The backstory: I spent three months on research before writing a line of code. Two things had to be true first: the content had to be genuinely different from the wellness space, and the monetization couldn't contradict what the product was trying to do.
On content: I read research on decision fatigue, attentional residue, and the paradox of choice. Most "thought of the day" apps are fortune cookies with better design. I wanted cards that made people sit with something uncomfortable, not cards that made them feel validated. 1,250 cards written and tagged across 12 content buckets before launch.
On monetisation: most wellness apps monetise by maximising session time, which is directly at odds with a mindfulness tool. I landed on charging for what the app actually does. Seven-day trial, then €1.99 a month or €39.99 lifetime. After trial, content progressively blurs rather than hard-bricking.
What it does: One thought per day. A headline (max 10 words) and a body (max 120 words). You Carry it or Let Go. The app asks you to close it. Under two minutes. Cards are selected server-side by a Resonance Loop algorithm. Days 1 to 14 cycle through all 12 buckets. From day 15, selection weights toward buckets the person resonates with based on carry/let-go signals, with 20% exploration to prevent filter bubbles and 10% heat (cards with high community share rates).
Built with Claude Code, as a non-engineer: I knew nothing about Swift, SwiftUI, Firebase, or Cloud Functions when I started. I mean I knew what they were, but not from a code perspective. Built the whole thing with Claude Code as pair programmer.
The unexpected thing: you can ask genuinely stupid questions without fear of judgment. I asked about async/await race conditions four different ways until it clicked. I can now read Cloud Function logs and debug Firestore rules. Not because I studied them, because building the thing forced me to learn and I had a patient collaborator the whole time.
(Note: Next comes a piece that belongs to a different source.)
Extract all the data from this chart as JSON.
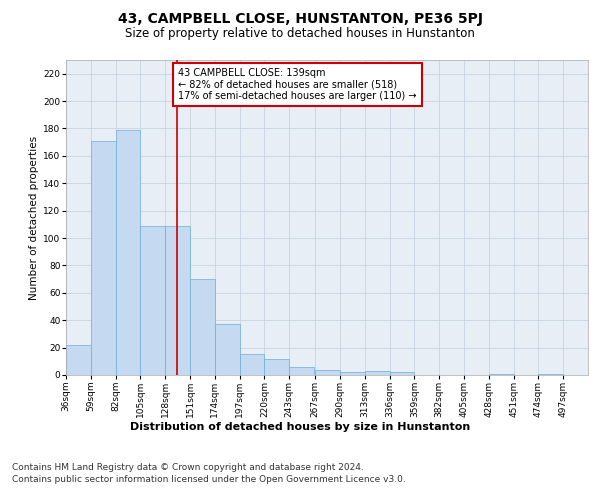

The QA lesson: This is what I would tell anyone using AI-assisted development. The code comes fast. The bugs are subtle.
14 builds before App Store approval. A code review found notifications had silently died after day 7 because the scheduler was never called on app open. A widget timezone mismatch gave US users the wrong card. A reinstall sync bug wiped returning users' history every time. None of these were caught by the AI. All were caught by systematic, edge-case-focused testing.
The underrated skill in AI-assisted development is not better prompting. It is thorough QA.
For a longer read on the research and philosophy behind this: https://onegoodthing.space/blog/the-app-that-asks-you-to-clo...
App Store: https://apps.apple.com/app/one-good-thing/id6759391105
Happy to dig into the algorithm, the SwiftUI patterns, the Cloud Functions architecture, or the Claude Code workflow.
jlongo78•22m ago
counter-intuitive take: this "one thing then leave" model is actually how i use my agent sessions. one focused task, close it, context switch deliberately. treating attention like a finite resource instead of something to be monetized changes how you build tools entirely.
the apps that respect your time end up being the ones you actually trust.